Een korte, geschatte berekening schat dat 40 000 ton de hoeveelheid marc en effluent geproduceerd door 15 000 hectare wijnstok, die 20 miljoenen methaan m3 of 30 miljoen kWh / jaar zou opleveren, gelijk aan de helft van het potentieel productie van afvalwaterzuiveringsinstallaties in de Elzas, tweemaal het potentieel van varkenshouderijen en vertegenwoordigt 20% van het potentieel van veehouderijen.
Gewaardeerd in elektriciteit, zouden de marcs van de wijngaard een omzet van 3 M € (miljoenen euro's) kunnen vertegenwoordigen als het feed-in tarief van de elektriciteit 10 cent was. Bedenk dat het varieert van 15 tot 17 cent / kWh in Baden-Württemberg, een land waar 500 biogasinstallaties actief zijn. Als de elektriciteit in Duitsland zou worden verkocht, zouden de merken daarom meer dan 4 M € opleveren. Dezelfde hoeveelheid brandewijn, met 3% potentiële alcohol, gewaardeerd als distilleerderijalcohol vertegenwoordigt 2,8 € miljoen aan omzet als alles op de Onivins op de markt wordt gebracht, rekening houdend met Europese hulp (187 € / hl), en 1,2 € miljoen omzet op de alcoholmarkt (84 € / hl).

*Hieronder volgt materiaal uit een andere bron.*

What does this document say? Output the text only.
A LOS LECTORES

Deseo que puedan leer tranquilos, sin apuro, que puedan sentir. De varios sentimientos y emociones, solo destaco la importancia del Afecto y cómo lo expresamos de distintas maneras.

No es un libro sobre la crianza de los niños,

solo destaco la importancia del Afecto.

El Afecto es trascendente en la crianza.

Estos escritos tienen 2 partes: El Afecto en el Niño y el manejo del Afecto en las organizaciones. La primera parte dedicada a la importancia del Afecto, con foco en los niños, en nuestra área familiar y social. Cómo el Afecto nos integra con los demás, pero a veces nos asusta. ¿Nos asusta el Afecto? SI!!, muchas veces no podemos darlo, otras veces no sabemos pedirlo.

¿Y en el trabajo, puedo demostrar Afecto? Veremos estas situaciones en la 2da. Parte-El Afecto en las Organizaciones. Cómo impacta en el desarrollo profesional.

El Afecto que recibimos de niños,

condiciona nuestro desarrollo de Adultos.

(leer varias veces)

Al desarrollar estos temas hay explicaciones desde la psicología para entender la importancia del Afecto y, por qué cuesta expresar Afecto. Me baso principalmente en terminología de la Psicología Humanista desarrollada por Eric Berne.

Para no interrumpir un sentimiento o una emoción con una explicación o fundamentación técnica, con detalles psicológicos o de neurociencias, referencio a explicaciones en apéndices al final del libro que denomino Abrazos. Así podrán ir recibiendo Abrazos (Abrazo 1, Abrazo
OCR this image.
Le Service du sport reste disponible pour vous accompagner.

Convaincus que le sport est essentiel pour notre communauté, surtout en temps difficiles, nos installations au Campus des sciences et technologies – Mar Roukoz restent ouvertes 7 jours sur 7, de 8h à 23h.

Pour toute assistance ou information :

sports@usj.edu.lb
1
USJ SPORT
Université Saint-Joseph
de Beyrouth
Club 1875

De transformatie in elektriciteit van de effluenten van de wijnbereiding zou des te meer een goed industrieel project voor de wijngaard zijn dat zou kunnen helpen bij het lossen van de zuiveringsinstallaties waarvan het slib ook zou kunnen worden gefermenteerd. Opgemerkt moet worden dat veel boeren willen profiteren van de noodzaak om hun opvangfaciliteiten voor afvalwater te upgraden om biogasinstallaties te bouwen. Ze wachten op de toezeggingen van de staat over het feed-in tarief en om te voldoen aan Europese richtlijnen.
Ondertussen blijft methaan, 21 keer meer invloed op het broeikaseffect dan CO2, ontsnappen uit mestputten. Evenzo kunnen de wijngaard en zijn distilleerderijfabrikanten, die ook de modernisering van hun installaties overwegen, van deze gelegenheid gebruik maken om een biogasinstallatie te bouwen.